11. Wagon Master (1950)

Wagon Master (1950)

Wagon Master is the standard John Ford western in its raw and rugged form: no big name stars, no swooning romanticism, no larger than life hero, just straight up storytelling told at a relaxed enough pace for you to get to know the characters and for Ford to further explore his pet themes of violence, masculinity and the formation of communities.

The community in this case is a wagon train made up of an assortment of nomads and outcasts, the bulk of whom are a group of Mormons who choose not to carry guns on principle. Kicked out of their old town and searching for a fresh Eden at the end of a potentially hazardous route, the Mormons (arguably compromising on their ethics a little) hire a couple of armed horse traders to protect them.

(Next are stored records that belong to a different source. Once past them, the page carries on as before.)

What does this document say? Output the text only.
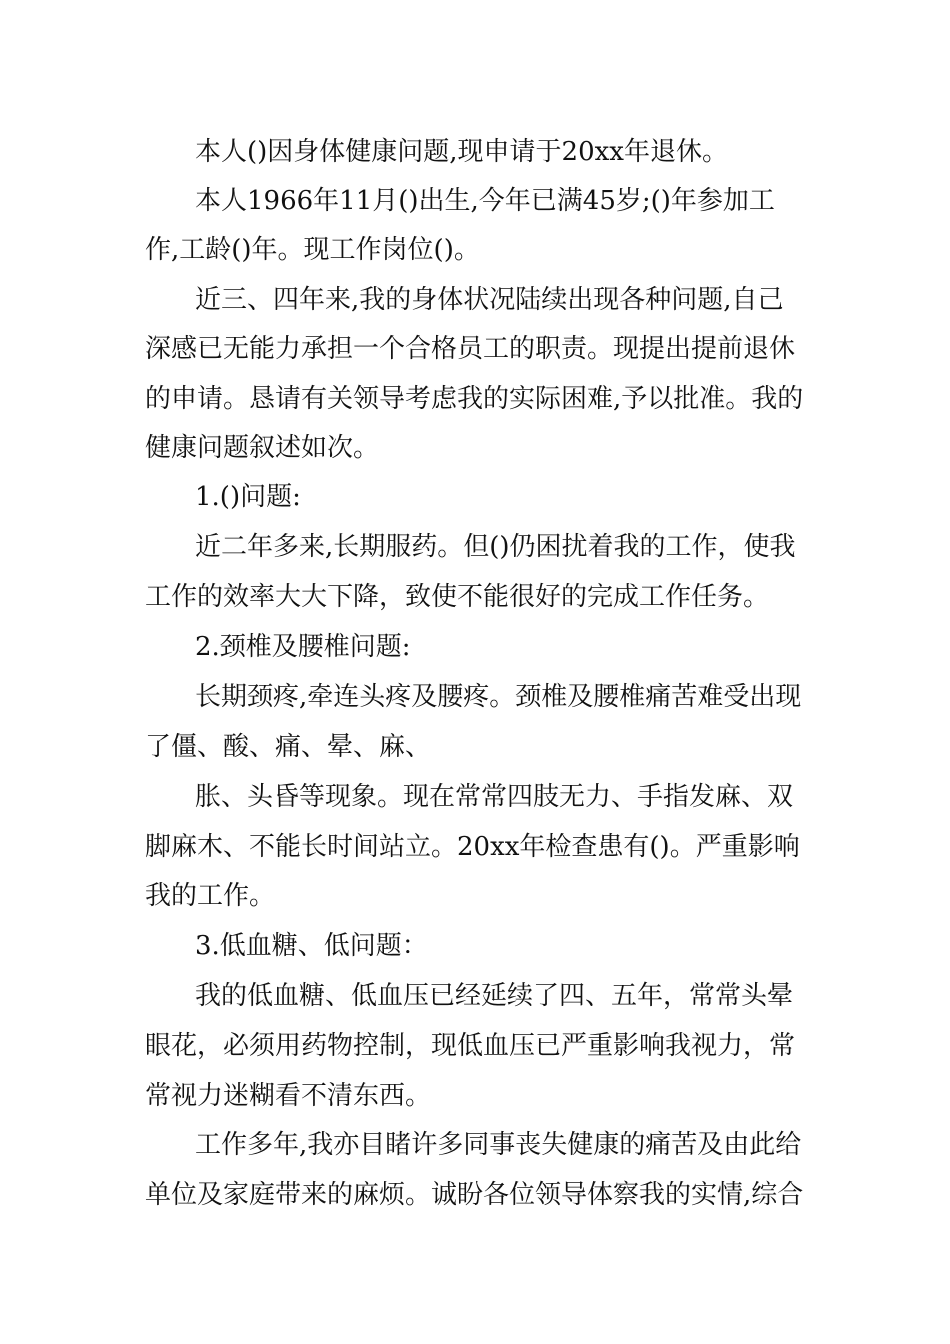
本人()因身体健康问题,现申请于20xx年退休。
本人1966年11月()出生,今年已满45岁;()年参加工
作,工龄()年。现工作岗位()。
近三、四年来,我的身体状况陆续出现各种问题,自己
深感已无能力承担一个合格员工的职责。现提出提前退休
的申请。恳请有关领导考虑我的实际困难,予以批准。我的
健康问题叙述如次。
1.()问题:
近二年多来,长期服药。但()仍困扰着我的工作，使我
工作的效率大大下降，致使不能很好的完成工作任务。
2.颈椎及腰椎问题:
长期颈疼,牵连头疼及腰疼。颈椎及腰椎痛苦难受出现
了僵、酸、痛、晕、麻、
胀、头昏等现象。现在常常四肢无力、手指发麻、双
脚麻木、不能长时间站立。20xx年检查患有()。严重影响
我的工作。
3.低血糖、低问题：
我的低血糖、低血压已经延续了四、五年，常常头晕
眼花，必须用药物控制，现低血压已严重影响我视力，常
常视力迷糊看不清东西。
工作多年,我亦目睹许多同事丧失健康的痛苦及由此给
单位及家庭带来的麻烦。诚盼各位领导体察我的实情,综合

Whereas Stagecoach drew a distinct line between the inhabitants of the coach and the dangers of the landscape they traversed, Wagon Master depicts the land as a place of hope, redemption, restoration and chance meetings. It’s a warm, accommodating post-war picture that looks forward idealistically to a time where weapons are no longer needed, while acknowledging how they may be a necessary evil in treacherous times.

And while treacherous times most certainly do come up in the form of a gang of sinister outlaws, action and bloodshed largely still takes a backseat to the rich, inclusive humanity of the film’s world. John Ford often cited Wagon Master as his favorite of his westerns and it’s easy to see why it’s so close to his heart. Rarely was he allowed to do what he does best with such little in the way of big studio flourish.